Determining "what's a piece of this thing worth to me?" requires a bit more noodling than does outright ownership. Conventional wisdom imposes a discount on any asset in which the owners absolute rights are impinged by others.
This principle obviously applies to co-owned airplanes, since the other owners have a voice equal to or greater than that of a prospective buyer. Using this logic, a buyer might seek to impose a haircut of some amount, since he will be required to share flying time, scheduling, admin and decision-making with others. If you assume that airplane interests will trade within a certain range that approximates a percentage of the FMV of the entire plane, you might then expect to see a co-owned piece trade at the low end of the range.

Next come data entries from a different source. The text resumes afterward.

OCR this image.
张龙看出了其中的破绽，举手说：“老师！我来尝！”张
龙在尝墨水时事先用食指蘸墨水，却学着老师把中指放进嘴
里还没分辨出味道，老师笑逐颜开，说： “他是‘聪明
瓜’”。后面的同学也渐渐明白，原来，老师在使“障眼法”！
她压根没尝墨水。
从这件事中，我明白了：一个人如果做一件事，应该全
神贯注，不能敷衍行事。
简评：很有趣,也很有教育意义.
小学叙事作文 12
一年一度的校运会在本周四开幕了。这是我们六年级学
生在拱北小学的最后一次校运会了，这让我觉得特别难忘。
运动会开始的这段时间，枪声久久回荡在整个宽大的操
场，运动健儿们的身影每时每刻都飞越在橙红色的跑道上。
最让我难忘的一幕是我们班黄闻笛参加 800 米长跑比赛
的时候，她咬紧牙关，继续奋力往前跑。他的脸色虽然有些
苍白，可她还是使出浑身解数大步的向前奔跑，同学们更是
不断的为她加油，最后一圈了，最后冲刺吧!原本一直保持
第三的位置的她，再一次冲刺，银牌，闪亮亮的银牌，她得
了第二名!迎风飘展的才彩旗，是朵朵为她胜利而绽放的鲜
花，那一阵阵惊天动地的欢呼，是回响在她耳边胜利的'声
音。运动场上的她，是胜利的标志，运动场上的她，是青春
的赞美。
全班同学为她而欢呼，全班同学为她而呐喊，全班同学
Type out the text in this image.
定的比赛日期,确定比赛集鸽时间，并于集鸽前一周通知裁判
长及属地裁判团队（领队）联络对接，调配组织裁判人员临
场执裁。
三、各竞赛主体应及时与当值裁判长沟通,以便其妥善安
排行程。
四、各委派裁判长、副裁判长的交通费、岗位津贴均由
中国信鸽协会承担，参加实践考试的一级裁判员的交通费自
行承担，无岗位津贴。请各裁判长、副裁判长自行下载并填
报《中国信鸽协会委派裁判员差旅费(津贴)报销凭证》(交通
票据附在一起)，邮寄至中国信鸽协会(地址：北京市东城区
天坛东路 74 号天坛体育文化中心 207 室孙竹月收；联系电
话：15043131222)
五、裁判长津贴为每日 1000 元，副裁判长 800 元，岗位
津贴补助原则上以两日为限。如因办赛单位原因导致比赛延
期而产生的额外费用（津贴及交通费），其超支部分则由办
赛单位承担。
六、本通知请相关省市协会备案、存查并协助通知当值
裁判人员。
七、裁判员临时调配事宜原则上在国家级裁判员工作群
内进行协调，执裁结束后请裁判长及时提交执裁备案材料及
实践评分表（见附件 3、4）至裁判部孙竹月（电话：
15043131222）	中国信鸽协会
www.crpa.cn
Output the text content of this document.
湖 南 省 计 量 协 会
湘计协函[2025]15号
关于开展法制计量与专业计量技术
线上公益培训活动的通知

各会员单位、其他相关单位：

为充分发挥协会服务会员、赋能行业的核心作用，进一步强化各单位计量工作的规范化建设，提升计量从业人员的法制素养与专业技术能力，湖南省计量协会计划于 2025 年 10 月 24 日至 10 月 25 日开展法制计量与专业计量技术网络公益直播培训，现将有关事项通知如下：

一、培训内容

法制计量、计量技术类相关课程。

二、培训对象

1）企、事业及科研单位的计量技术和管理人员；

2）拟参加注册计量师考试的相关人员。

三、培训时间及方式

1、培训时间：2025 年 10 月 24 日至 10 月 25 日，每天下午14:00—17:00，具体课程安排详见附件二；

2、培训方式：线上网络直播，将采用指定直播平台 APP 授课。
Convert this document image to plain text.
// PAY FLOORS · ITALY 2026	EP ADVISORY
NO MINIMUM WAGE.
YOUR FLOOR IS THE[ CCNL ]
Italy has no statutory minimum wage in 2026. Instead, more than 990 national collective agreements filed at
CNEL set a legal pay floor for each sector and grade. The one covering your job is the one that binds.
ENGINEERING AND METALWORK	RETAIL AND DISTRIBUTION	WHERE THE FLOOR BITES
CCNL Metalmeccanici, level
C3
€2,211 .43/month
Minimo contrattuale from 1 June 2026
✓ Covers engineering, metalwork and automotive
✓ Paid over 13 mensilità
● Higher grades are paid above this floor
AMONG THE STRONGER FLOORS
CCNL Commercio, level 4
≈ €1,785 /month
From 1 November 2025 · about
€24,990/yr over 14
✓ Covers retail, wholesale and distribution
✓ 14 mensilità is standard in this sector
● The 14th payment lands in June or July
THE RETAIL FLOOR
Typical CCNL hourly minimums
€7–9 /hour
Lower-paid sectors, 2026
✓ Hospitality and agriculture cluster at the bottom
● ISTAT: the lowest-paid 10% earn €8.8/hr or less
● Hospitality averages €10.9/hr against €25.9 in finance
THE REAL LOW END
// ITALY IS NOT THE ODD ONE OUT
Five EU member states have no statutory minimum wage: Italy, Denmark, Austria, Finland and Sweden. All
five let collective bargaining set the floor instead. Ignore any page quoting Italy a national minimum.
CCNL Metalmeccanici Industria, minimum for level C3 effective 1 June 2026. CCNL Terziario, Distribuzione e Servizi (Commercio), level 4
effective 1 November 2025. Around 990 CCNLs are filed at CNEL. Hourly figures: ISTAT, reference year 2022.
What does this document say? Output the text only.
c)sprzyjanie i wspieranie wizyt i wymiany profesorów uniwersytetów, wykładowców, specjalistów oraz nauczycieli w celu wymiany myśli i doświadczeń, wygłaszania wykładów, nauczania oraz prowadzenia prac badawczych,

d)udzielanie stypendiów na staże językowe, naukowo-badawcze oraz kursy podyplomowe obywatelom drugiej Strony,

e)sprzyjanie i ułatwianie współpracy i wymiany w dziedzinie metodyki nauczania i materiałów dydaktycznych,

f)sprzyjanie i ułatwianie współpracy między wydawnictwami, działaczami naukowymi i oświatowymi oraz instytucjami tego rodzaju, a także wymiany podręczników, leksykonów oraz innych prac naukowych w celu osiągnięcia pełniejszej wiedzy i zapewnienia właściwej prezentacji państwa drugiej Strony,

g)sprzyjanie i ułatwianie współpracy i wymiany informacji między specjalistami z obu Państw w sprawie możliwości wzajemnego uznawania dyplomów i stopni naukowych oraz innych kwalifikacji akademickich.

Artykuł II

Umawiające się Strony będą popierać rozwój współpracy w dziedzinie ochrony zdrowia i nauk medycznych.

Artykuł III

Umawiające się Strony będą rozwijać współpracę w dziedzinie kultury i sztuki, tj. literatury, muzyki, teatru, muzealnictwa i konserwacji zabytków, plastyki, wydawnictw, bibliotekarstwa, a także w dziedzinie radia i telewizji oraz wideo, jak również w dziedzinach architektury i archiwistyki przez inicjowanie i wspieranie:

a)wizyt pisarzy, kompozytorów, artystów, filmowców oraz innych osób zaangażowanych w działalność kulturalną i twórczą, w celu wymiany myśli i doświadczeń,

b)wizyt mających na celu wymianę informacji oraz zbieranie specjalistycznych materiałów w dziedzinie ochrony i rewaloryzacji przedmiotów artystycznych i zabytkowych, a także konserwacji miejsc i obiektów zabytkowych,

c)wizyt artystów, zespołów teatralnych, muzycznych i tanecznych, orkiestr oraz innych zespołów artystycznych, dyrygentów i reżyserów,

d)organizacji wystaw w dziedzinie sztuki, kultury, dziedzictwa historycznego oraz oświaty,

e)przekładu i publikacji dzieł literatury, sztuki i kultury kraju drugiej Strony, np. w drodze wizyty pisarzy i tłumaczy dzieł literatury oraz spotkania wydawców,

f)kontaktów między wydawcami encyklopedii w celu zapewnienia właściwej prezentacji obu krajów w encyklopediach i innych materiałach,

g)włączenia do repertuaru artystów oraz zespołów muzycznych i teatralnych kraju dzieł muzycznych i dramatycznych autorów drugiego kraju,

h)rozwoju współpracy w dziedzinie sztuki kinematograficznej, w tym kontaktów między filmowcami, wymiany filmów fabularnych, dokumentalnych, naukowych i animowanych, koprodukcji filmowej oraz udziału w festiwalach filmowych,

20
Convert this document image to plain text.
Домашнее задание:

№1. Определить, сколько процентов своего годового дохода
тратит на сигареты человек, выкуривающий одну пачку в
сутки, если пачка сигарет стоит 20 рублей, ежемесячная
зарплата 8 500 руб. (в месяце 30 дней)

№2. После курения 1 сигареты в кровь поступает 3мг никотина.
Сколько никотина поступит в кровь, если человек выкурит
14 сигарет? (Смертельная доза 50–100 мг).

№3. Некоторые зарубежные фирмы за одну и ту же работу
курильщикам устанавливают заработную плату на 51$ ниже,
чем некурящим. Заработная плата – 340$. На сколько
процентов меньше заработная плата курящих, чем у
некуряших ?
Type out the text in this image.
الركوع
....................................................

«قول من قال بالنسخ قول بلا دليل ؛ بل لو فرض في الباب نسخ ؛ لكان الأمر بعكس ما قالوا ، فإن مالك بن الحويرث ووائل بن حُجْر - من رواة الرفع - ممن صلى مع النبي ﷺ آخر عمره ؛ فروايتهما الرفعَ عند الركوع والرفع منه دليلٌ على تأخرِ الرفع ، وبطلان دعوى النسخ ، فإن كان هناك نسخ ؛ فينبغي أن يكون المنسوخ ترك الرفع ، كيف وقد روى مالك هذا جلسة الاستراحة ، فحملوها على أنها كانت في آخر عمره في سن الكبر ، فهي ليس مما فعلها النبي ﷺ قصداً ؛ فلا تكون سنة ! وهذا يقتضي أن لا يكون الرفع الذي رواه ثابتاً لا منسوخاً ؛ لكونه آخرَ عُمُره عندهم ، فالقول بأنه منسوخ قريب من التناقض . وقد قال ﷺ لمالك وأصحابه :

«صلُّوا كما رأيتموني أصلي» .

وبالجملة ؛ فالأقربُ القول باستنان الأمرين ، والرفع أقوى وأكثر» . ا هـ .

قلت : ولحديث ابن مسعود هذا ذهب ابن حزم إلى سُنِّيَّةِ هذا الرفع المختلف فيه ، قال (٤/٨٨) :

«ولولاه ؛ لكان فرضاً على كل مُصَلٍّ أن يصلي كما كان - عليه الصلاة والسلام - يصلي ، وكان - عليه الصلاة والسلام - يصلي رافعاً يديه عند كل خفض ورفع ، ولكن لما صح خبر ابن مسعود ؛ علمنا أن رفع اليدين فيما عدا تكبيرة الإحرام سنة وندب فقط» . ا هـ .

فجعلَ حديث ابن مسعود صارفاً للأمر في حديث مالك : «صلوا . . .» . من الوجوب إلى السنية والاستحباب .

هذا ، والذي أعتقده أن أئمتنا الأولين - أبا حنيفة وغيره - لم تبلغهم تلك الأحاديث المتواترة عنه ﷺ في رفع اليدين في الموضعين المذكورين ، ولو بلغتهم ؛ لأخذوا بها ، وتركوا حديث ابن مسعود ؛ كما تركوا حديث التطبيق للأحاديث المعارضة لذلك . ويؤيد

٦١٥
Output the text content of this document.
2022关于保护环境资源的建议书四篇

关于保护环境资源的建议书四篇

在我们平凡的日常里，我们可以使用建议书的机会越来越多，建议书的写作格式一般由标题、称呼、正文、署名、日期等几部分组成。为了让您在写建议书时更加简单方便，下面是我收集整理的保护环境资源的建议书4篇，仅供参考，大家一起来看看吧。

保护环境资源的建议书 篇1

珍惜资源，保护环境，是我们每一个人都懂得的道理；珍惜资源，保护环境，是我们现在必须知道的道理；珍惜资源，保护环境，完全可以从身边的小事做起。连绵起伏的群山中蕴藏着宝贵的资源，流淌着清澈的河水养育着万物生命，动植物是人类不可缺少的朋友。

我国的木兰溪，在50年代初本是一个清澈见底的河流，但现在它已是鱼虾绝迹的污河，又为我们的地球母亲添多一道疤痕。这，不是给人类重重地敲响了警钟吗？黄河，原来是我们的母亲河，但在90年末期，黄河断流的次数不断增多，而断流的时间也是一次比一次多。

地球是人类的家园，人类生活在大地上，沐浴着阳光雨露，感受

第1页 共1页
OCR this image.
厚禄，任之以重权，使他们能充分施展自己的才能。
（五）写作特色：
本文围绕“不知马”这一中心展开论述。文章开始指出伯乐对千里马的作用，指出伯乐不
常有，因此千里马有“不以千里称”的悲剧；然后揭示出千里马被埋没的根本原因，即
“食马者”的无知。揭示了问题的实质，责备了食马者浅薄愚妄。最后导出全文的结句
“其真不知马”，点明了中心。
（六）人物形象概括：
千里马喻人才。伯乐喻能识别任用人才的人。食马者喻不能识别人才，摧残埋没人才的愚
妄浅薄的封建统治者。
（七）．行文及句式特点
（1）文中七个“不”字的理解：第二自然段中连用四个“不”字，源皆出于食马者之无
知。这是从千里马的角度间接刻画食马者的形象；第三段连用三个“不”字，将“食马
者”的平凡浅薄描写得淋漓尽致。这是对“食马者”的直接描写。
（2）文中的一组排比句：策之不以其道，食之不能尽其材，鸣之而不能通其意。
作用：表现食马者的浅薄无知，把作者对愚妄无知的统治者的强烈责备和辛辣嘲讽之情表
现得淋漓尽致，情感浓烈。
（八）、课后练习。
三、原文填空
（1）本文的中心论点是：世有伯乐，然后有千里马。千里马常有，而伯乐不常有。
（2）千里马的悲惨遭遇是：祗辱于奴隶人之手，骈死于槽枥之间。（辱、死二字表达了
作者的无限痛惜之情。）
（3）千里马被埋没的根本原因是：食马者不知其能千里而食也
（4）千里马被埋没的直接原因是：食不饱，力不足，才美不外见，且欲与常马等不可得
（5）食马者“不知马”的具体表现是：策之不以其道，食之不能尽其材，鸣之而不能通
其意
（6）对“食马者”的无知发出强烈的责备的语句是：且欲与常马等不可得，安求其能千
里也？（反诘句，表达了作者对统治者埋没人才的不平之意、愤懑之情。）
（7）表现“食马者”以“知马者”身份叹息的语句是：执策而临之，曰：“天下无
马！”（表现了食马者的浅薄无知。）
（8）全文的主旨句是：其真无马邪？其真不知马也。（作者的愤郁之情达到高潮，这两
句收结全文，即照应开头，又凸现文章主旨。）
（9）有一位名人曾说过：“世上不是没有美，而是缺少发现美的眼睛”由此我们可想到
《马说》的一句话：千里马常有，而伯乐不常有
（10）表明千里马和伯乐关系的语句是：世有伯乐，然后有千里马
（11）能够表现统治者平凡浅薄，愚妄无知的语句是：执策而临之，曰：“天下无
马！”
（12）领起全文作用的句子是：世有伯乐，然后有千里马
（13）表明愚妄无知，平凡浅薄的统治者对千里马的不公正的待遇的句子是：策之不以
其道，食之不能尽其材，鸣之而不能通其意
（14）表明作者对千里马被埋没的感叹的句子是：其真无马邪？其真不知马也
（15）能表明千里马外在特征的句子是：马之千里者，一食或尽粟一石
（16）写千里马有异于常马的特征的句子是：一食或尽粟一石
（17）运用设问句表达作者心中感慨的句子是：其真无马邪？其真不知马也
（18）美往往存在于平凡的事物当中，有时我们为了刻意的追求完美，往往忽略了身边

With that in mind, I encourage clients who are considering co-ownership to perpare an own/op budget for some reasonable ownership period in order to quantify the cost differences between full ownerhip and their proposed co-ownership. Using Weilke's example of a $2,000 cost swing, it's obvious to a tenant in my hangar complex that he would save ~$5,000 in rent and insurance alone during the first year of ownership, without consideration of maintenance and other costs. Assuming the new guy has reasonable access to the plane when he needs or wants to fly it, the bargain element in co-ownership represents an incredible deal, and negates some of the haircut logic that might otherwise be imposed.
FWIW, I don't get particularly excited about any price that is within a reasonable range of the indicated market value, simply because the down-stream benefits are so good and the other owners are already in place.
Buying a piece of a plane is more difficult due to:
1. The due diligence required to understand the structure under which the airplane has been owned.
2. The need to fully understand (and perhaps modify) the current JOA or to implement a soundly-constructed version that includes the hard parts that are not immediate but can quickly become problematic (wind-down, dissolution, divorce, death or disability, financial non-performance, co-owner buy-sell, sale of the asset) and which many owners defer or simply ignore.